Not so the Catholic Church, as the editorial in that same issue makes perfectly clear. Speaking of the reaction to the massacre of their colleagues, the remaining staff declare, “What made us laugh the most is that the bells of Notre Dame rang in our honour. We would like to send a message to Pope Francis, who, too, was ‘Charlie’ this week: we only accept the bells of Notre Dame ringing in our honour when it is Femen who make them tinkle”—a reference to the February 12, 2013, desecration of the cathedral by topless “activists” who attempted to damage Notre Dame’s historic bells.
The iconoclasm of the Muslim murderers of the staff of Charlie Hebdo knows no bounds; but so, too, the iconoclasm of Charlie’s editor, Stéphane Charbonnier, who in 2012 proudly pointed out his renunciation of normal human life in pursuit of a devotion to the abstract principle of “free speech”: “I have no kids, no wife, no car, no credit.” His iconoclasm did not stop there, but extended to his very self: “It perhaps sounds a bit pompous, but I prefer to die standing than living on my knees.”

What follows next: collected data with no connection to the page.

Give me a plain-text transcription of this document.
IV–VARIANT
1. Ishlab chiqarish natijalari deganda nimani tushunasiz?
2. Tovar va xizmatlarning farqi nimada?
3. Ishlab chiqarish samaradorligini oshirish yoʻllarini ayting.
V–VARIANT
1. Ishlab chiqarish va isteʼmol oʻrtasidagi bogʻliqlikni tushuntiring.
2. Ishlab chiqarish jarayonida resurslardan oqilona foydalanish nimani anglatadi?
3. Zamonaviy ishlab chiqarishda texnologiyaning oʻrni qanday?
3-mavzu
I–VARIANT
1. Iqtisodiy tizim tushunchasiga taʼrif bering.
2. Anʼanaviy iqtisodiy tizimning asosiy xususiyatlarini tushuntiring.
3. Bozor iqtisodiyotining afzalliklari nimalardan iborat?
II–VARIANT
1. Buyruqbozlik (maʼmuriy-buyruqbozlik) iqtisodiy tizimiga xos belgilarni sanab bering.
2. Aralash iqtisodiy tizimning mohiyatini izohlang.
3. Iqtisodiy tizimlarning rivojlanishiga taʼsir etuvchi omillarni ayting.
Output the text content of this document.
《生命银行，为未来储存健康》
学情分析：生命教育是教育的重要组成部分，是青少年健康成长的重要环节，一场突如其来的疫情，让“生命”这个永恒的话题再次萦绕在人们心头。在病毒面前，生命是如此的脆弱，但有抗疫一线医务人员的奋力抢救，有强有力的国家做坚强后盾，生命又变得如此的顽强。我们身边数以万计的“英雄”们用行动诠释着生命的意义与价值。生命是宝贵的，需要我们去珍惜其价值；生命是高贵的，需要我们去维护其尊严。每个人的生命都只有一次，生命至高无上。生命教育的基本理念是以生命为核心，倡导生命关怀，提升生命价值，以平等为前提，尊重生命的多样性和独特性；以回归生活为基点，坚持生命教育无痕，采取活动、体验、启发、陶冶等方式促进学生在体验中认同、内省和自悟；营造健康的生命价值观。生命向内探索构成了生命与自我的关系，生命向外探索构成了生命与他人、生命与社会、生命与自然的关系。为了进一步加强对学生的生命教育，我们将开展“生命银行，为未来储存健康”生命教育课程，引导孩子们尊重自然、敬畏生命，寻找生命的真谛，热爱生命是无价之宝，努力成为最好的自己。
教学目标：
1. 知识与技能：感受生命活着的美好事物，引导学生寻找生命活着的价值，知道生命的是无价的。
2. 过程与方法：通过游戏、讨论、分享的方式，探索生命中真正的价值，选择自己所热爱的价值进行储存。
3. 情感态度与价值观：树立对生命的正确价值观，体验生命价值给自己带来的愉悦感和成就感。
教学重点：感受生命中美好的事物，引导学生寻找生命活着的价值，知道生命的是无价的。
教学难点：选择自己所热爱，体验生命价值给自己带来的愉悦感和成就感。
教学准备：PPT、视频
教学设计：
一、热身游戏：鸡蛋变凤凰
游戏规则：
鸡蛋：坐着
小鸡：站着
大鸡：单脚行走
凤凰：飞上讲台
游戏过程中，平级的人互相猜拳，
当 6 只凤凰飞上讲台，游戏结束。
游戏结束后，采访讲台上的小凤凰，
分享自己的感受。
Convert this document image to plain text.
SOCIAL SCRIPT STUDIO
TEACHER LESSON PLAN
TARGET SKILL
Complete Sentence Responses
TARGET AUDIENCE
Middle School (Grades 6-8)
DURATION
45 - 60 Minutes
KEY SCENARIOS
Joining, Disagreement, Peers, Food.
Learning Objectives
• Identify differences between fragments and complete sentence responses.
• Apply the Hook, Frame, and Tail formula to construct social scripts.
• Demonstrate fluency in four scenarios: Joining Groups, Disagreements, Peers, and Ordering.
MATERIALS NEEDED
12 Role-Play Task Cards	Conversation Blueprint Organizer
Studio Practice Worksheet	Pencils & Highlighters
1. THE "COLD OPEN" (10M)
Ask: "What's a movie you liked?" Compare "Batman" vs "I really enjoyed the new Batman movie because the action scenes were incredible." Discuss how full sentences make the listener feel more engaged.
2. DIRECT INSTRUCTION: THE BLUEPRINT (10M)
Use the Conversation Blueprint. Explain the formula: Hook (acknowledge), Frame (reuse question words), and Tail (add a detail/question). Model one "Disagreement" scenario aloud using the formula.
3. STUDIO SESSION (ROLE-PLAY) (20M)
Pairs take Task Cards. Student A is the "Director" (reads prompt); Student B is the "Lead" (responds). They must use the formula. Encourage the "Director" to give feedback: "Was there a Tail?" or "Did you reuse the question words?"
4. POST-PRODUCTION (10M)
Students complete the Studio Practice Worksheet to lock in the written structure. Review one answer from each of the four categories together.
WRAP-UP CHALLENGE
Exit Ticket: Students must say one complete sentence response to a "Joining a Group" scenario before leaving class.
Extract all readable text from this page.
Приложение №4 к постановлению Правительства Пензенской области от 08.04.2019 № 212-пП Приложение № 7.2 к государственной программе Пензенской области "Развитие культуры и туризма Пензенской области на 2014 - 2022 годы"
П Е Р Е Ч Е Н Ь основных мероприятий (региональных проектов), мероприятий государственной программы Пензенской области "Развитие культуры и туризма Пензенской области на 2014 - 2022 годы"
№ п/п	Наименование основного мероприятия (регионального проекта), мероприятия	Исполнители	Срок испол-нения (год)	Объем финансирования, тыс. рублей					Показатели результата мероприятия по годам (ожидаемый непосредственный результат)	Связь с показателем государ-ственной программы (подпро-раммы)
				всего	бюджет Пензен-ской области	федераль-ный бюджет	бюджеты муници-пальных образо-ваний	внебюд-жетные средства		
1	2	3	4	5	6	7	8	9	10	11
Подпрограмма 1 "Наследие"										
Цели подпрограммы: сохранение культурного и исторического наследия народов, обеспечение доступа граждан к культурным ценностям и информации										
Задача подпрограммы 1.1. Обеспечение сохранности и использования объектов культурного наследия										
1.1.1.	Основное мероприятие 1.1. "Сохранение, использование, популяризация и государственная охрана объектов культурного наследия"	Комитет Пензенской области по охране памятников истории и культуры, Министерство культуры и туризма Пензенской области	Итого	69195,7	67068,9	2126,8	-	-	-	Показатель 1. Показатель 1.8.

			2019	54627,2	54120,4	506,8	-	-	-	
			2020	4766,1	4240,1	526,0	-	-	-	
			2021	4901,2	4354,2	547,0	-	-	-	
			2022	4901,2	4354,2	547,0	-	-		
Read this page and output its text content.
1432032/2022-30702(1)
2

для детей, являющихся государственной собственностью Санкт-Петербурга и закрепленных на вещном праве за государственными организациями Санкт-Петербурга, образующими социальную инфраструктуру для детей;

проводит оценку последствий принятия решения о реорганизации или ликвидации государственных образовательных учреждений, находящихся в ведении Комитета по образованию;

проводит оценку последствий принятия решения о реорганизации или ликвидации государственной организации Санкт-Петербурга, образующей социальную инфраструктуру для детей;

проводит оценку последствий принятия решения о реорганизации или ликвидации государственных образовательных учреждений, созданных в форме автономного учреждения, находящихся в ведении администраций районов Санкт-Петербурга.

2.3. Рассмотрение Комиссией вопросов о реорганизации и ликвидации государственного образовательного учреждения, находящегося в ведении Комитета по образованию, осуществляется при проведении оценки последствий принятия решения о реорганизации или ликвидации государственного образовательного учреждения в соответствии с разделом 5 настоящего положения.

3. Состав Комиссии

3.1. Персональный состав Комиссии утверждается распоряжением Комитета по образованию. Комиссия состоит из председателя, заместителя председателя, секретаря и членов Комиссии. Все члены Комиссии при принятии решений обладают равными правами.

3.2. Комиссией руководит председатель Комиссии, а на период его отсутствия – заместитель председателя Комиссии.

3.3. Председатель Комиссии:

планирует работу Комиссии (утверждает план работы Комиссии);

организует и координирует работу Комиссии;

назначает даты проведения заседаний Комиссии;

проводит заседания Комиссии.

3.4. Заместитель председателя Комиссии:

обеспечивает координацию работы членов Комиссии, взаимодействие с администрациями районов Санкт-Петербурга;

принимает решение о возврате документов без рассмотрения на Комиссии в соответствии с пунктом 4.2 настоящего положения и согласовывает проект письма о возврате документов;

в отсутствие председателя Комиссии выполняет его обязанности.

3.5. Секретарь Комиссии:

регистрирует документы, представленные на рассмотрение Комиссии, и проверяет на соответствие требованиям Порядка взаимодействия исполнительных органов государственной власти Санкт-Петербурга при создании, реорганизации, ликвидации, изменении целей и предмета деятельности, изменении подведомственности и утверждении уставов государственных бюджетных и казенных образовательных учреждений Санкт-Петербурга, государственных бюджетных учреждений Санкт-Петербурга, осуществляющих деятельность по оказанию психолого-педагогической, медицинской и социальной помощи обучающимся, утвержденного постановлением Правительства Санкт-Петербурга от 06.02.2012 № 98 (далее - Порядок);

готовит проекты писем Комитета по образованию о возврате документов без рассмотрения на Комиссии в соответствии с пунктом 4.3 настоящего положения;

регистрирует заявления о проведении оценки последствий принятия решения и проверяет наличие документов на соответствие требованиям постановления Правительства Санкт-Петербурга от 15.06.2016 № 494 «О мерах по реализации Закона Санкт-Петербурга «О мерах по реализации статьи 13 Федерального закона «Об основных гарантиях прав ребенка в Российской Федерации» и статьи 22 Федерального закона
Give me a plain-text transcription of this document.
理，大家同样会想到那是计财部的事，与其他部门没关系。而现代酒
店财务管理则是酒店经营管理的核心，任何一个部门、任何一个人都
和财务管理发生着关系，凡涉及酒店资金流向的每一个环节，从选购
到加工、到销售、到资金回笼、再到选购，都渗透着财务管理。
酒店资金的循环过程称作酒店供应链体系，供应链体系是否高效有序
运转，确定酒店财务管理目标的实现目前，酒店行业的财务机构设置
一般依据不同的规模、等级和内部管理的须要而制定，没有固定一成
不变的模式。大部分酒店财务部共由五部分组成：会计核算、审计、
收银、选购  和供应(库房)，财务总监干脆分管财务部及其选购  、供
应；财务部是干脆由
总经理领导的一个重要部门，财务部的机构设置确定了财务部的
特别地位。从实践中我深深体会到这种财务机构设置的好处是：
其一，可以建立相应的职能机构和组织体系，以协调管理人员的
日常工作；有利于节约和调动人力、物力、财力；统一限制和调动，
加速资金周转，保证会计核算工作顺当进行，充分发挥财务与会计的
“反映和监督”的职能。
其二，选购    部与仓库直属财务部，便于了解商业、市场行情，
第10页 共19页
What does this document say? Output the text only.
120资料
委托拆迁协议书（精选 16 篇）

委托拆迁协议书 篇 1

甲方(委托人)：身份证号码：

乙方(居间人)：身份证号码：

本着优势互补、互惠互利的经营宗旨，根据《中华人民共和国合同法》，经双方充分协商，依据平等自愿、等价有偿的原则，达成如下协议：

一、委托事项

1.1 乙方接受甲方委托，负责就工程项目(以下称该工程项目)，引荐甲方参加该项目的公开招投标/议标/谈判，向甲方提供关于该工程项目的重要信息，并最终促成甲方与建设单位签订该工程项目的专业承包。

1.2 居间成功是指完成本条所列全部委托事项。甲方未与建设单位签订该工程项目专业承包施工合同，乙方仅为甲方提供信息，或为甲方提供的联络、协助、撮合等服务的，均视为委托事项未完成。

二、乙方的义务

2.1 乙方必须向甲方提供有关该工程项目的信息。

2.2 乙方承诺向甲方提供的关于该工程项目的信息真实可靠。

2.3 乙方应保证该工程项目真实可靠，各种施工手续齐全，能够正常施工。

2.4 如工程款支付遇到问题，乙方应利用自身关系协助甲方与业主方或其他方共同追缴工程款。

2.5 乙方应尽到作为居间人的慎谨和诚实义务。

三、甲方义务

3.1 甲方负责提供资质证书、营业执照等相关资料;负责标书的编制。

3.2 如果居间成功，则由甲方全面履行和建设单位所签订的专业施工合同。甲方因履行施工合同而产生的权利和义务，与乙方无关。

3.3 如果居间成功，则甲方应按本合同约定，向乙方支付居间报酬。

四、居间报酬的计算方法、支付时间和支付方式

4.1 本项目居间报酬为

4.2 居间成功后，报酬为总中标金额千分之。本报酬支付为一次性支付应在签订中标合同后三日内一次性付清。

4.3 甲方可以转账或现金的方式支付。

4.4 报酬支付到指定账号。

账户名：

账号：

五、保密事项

On January 7, two devotees of a different abstract principle granted him his wish. But as horrifying as the act of the jihadists was, the proper response of Christians and of civilized men generally to the ultimate form of Muslim iconoclasm should not be the explicit or even implicit embrace of Charlie Hebdo’s version of iconoclasm. Both have stepped outside the bounds of civilization; they are the two sides of the same debased coin.
The proper response of all civilized men is to uphold the norms of civilization, to condemn both murder and blasphemy and sacrilege; to refuse to countenance the latter (much less to exalt it) just because the former has occurred.
And for Christians, the proper response includes, as it always does, striving to be an icon of Christ in this fallen world, to shine the light of His grace into creation in order to strengthen it rather than to tear it down, to build up civilization rather than to reject it. It means the renunciation of ideology and the iconoclasm of both Islam and abstract “free speech”—and the embrace of reality in its fullness. And finally, it means recognizing the truth about Stéphane Charbonnier that he, not wanting to live on his knees, refused to acknowledge about himself—that he was a man created in the image and likeness of God, which is why his murder by the devotees of the ideology of Allah is wrong, no matter what vile obscenities he published.